Of Pencils and Pixels
December 9, 2014 8:52 AM   Subscribe

I want to read scholarly work about why doing things with "digital" tools (like word processors or MIDI music keyboards) is experienced differently from doing things with "analog" tools (like typewriters or pianos).

I've seen plenty of news articles and op-eds where artists, writers, musicians, and professionals confess that they prefer analog tools to digital tools, but I haven't been able to find scholarly work that attempts to rigorously describe or explain why.

I have read and enjoyed Nicholas Carr's two books, The Shallows and The Glass Cage. The former was largely about the cognitive effects of hypertext and the Web; the latter was specifically about the effects of automation. The latter also had a short commentary about embodied cognition, which I think might be a clue to finding more material on the subject.

I'm looking for books, papers or essays that engage with the following types of questions:

- what differences do people experience in their working/thinking processes when they use different types of tools?
- are there neuroscientific, cognitive, philosophical or other types of explanations as to why these differences are perceived?
posted by overeducated_alligator to Science & Nature (6 answers total) 11 users marked this as a favorite
 
Try "The Age of the Smart Machine" by Shoshanna Zuboff. I think the whole genre of workplace automation studies will have a lot for you, in fact.
posted by chesty_a_arthur at 8:59 AM on December 9, 2014


I would think you'd want to look into haptic feedback too, but I'm having a hard time finding an actual academic source through the spam of technical product copy.
posted by Wretch729 at 9:50 AM on December 9, 2014


This is more of a popular source like the Nicholas Carr books, and also less focused on cognition and neuroscience and more on ideology, but Jaron Lanier talks about the problems related to MIDI as a standard for digital music in You Are Not A Gadget in a way that seems in line with your interest.
posted by raisindebt at 10:03 AM on December 9, 2014


Hmm, this is a great question! I can't offer any reading suggestions, but I can tell you anecdotally I know that feeling. Using Adobe Illustrator to fake a pencil rendering and actually using a pencil may produce a similar image but the experience is completely different. It's like there's an extra layer of 'separation' or something when using Illustrator. It's seems less immediate. I dunno, maybe it has something to do harnessing electromagnetism and how recent that is (evolutionarily speaking).

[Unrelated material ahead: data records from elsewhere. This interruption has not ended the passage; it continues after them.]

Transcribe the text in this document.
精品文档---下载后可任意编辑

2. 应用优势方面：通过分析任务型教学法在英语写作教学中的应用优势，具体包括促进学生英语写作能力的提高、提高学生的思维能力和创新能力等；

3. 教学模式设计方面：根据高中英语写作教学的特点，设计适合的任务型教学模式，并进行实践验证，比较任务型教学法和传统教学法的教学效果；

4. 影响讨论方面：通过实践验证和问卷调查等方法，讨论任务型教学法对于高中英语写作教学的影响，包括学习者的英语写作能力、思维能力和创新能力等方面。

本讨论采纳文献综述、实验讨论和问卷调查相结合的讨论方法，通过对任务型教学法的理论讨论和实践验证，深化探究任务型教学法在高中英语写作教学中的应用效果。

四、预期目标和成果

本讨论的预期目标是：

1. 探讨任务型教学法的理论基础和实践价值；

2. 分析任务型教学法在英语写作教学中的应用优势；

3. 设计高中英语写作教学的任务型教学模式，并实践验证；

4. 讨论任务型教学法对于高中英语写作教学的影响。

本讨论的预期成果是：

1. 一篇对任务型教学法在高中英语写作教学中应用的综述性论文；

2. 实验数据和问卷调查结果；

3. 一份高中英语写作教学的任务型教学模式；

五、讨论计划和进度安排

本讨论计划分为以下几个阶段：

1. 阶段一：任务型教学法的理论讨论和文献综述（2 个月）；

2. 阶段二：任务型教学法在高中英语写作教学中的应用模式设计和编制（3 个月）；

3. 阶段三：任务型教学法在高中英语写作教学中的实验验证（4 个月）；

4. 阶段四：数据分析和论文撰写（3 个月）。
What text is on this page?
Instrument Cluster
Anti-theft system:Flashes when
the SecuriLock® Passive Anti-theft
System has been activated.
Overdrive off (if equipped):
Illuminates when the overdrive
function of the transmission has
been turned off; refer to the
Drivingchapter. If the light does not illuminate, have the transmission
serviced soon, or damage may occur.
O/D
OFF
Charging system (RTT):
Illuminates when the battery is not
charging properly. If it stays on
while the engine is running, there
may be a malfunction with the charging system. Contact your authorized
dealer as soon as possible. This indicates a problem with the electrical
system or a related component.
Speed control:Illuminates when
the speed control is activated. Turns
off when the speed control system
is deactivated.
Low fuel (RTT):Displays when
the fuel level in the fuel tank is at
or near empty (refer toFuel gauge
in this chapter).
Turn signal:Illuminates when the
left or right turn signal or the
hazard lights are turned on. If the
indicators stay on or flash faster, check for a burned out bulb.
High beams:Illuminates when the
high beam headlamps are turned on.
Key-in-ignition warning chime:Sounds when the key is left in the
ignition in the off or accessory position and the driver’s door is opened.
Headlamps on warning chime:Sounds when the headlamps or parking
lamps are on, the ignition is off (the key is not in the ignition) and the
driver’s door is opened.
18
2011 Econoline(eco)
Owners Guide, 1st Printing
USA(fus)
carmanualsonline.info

I'm curious to see what responses you get to this question.
posted by Klaxon Aoooogah at 12:07 PM on December 9, 2014


You might look through some of the studies and books referenced in this (nonacademic) overview of research on processes thought to be involved in reading (and differences in reading things in digital vs. paper form). The idea is that reading, along with other higher-level, abstract functions, is an emergent process that coopts (and is still rooted in) neural architecture that allows us to orient ourselves in the more obviously physical world. It's likely that activities that are closer to things our evolutionary ancestors did, using tools that are more clearly "to hand", involve less effort to transform (recall, elaborate) basically physical "ideas".
posted by cotton dress sock at 2:08 PM on December 9, 2014


I confess I've never actually read it, but I wonder if The Work of Art in the Age of Mechanical Reproduction, by Walter Benjamin, might address some of the philosophical issues of your question. (Short answer: computers steal the 'aura' of the work of art, or more probably, don't allow it to be created in the first place. The essay is from 1936, so I'm sorta extrapolating here.)